I have recently taken a week off in the Colorado Rockies, brooding about the trouble we journalists are in with the public. (No, let me not exaggerate. I only brooded during a small part of the time.) On behalf of my profession, let me say it straight out: Journalists have erred. We hope you will forgive us our press passes.

How have we erred? Let me count the ways.

First, some of us by telling you things that were totally made up. Like Stephen Glass with his imaginary anecdotes in The New Republic. Or, Patricia Smith with her invented characters in The Boston Globe. Or, going back a bit, Janet Cooke and her Pulitzer Prize-winning fantasy about a child heroin addict in The Washington Post. Talented people who went wrong.

Second, some of us by telling you sensational things conceivably true, but not adequately documented. That refers, of course, to the CNN allegations about nerve gas used against American deserters in Laos. Heads rolled for that. Peter Arnett, another Pulitzer Prize-winner, was reprimanded after his anguished defense that he was only reading a script someone else had written. Financial settlements were made by CNN with interviewees who complained of having been misrepresented. Well-meaning people caught up in a medium that blurs lines of reality.

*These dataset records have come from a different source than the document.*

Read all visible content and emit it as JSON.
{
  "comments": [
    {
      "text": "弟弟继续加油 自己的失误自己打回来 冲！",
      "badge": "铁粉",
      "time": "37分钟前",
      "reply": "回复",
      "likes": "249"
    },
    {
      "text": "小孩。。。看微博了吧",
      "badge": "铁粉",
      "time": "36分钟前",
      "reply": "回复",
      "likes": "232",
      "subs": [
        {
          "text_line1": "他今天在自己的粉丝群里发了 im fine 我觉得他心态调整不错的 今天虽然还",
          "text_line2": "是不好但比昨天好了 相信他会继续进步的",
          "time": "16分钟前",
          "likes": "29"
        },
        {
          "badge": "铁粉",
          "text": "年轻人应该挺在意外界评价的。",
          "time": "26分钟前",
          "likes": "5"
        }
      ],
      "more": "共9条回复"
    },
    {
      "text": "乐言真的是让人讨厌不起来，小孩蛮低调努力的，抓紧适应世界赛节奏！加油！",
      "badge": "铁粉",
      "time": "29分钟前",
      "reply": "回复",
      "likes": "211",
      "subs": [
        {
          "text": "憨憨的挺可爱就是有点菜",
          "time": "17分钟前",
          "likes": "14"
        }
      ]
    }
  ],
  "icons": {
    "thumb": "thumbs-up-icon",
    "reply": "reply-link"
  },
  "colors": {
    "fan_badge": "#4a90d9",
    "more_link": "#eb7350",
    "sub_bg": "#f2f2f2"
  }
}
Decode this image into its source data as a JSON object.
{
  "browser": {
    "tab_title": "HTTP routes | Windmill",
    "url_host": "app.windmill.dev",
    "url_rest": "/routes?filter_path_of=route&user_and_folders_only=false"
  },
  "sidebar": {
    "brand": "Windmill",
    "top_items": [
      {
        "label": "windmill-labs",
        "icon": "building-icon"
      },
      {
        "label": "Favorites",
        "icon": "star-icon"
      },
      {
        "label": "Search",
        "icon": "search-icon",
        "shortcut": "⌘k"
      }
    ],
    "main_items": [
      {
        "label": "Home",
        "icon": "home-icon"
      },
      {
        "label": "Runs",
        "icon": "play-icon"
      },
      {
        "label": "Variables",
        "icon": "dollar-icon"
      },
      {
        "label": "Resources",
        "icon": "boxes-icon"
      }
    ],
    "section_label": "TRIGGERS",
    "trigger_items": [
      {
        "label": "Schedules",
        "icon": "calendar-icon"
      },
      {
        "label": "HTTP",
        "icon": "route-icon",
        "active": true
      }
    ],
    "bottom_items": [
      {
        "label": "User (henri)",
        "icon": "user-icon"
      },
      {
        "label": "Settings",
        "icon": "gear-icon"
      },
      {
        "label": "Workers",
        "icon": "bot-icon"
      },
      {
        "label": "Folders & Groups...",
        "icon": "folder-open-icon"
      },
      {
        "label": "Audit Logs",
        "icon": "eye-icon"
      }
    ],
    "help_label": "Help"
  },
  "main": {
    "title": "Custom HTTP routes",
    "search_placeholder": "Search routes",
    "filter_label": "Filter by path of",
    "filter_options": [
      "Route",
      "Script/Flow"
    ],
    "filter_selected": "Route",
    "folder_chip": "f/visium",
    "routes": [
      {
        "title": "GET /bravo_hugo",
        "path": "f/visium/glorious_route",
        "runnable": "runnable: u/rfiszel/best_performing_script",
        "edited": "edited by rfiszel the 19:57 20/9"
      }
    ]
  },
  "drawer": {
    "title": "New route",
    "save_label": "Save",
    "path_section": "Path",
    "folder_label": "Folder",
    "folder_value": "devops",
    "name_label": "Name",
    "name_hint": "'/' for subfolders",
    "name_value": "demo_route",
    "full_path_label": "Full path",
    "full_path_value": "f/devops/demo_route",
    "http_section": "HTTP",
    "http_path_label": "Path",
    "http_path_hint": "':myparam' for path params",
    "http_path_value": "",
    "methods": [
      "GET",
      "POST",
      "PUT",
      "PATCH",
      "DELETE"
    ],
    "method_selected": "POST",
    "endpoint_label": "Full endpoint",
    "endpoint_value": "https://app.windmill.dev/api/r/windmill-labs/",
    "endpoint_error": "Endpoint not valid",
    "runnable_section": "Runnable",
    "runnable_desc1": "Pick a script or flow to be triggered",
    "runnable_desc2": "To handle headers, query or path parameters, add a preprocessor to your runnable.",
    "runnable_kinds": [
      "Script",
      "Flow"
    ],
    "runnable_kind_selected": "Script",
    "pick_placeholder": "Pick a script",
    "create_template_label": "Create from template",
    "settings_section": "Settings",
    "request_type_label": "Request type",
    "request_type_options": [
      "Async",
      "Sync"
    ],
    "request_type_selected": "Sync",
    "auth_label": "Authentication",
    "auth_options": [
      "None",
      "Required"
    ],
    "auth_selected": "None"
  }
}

Third, some of us by telling you true things, learned by questionable means. This is the one that troubles me most. I used to be a reporter and I can tell you that well-kept secrets are not generally dug out by conventional methods, but airing them may be an important public service.

ABC had its people lie on job applications and use hidden cameras to penetrate a Food Lion supermarket and expose tainted meat and unsanitary practices. So unpopular are the media today that ABC got socked by a jury for trespass with a $5.5 million judgment (later reduced by the judge).

A Maine jury socked NBC with a $525,000 judgment for defamation for telling a true story about a trucker who falsified logs to drive more hours than legally allowed, thus a potential menace on the road. But the trucker said he had been promised a more "positive" story.

In The Cincinnati Enquirer, reporter Michael Gallagher laid bare evidence that the Cincinnati-based Chiquita International had been involved in spraying dangerous pesticides on workers in Central America. On the allegation that he had tapped into the company's voice mail, Mr. Gallagher was summarily fired and the Enquirer paid $10 million to Chiquita without even being sued.

What will happen to investigative journalism when juries are against you and you can't count on your bosses to back you up? There is a phrase much used in First Amendment litigation: "chilling effect." The press seems to be in for the big chill.

* Daniel Schorr is senior news analyst for National Public Radio.